Cyber Incident Victim: Florida Springs Surgery Center
Date:
May 2022
Location:
United States of America
Summary
A Florida surgical center experienced a phishing attack compromising an employee's email account, leading to unauthorized access to sensitive patient data. The breach affected 2,203 individuals, potentially exposing personal identifiers, financial details, medical records, and insurance information. The organization notified impacted parties and offered complimentary credit monitoring services in response.

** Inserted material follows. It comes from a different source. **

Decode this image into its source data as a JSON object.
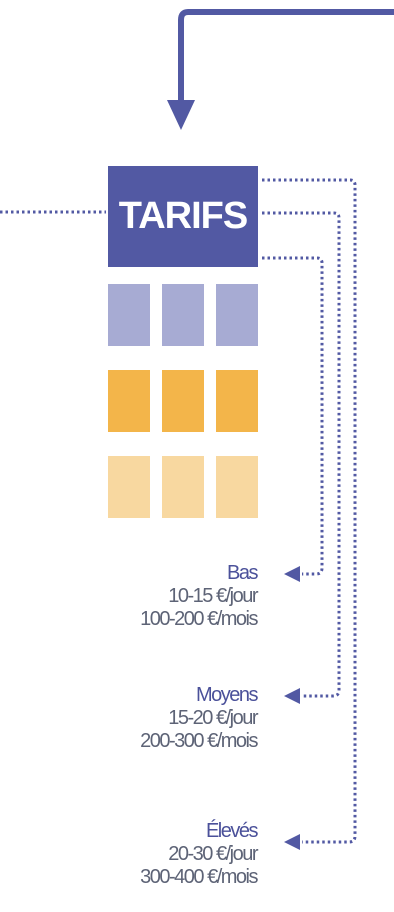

| CIA Posture | Motives | Tactics, Techniques & Procedures |
|---|---|---|
| Available to members | 2 motives | 2 techniques |
| Threat Actors | Type | Location |
|---|---|---|
| 0 actors | Available to members | Available to members |
Description
Florida Springs Surgery Center, located in Spring Hill, Florida, experienced a cybersecurity incident between May 25 and June 2, 2022, when an unauthorized third party gained access to patient information through a phishing attack targeting an employee's Microsoft Outlook email account. The breach was disclosed in a news release from the surgical center, which confirmed that 2,203 patients were affected by the compromise. The attackers exploited the phishing scheme to infiltrate the email account, though the specific detection method or timeline leading to the discovery of the breach was not detailed in available reports. Exposed information included highly sensitive personal and medical data such as Social Security numbers, driver's license numbers, financial account details, medical records, insurance information, and billing records. The surgical center did not publicly specify whether the email account contained stored data or served as a gateway to broader network systems, nor did it disclose the exact duration between breach detection and containment.

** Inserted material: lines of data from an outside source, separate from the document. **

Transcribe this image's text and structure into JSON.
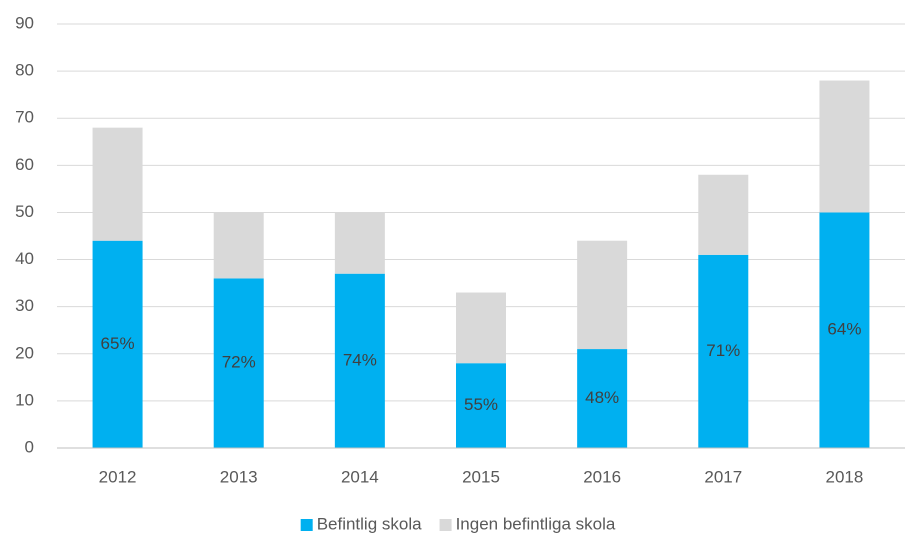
{
  "chart_data": {
    "type": "stacked_bar",
    "categories": [
      "2012",
      "2013",
      "2014",
      "2015",
      "2016",
      "2017",
      "2018"
    ],
    "series": [
      {
        "name": "Befintlig skola",
        "color": "#00b0f0",
        "values": [
          44,
          36,
          37,
          18,
          21,
          41,
          50
        ]
      },
      {
        "name": "Ingen befintliga skola",
        "color": "#d9d9d9",
        "values": [
          24,
          14,
          13,
          15,
          23,
          17,
          28
        ]
      }
    ],
    "percent_labels": [
      "65%",
      "72%",
      "74%",
      "55%",
      "48%",
      "71%",
      "64%"
    ],
    "ylim": [
      0,
      90
    ],
    "yticks": [
      0,
      10,
      20,
      30,
      40,
      50,
      60,
      70,
      80,
      90
    ],
    "grid": true,
    "legend": "bottom"
  }
}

In response to the incident, Florida Springs Surgery Center initiated a notification process by sending individualized letters to all 2,203 affected patients, outlining the nature of the compromised data and the steps taken following the breach. The center offered free credit monitoring services to impacted individuals as a remedial measure, though the specific duration or terms of this monitoring were not specified in public communications. No evidence suggested ransomware deployment, data encryption, or explicit extortion demands related to the incident. The surgical center's public disclosure did not indicate whether law enforcement was involved in investigating the attack or whether regulatory fines or legal actions resulted from the breach. The incident highlighted risks associated with phishing vulnerabilities in healthcare email systems, particularly given the sensitivity of exposed data categories that could facilitate identity theft or financial fraud. Patient notifications were completed by August 15, 2022, when the surgical center's breach disclosure was reported publicly.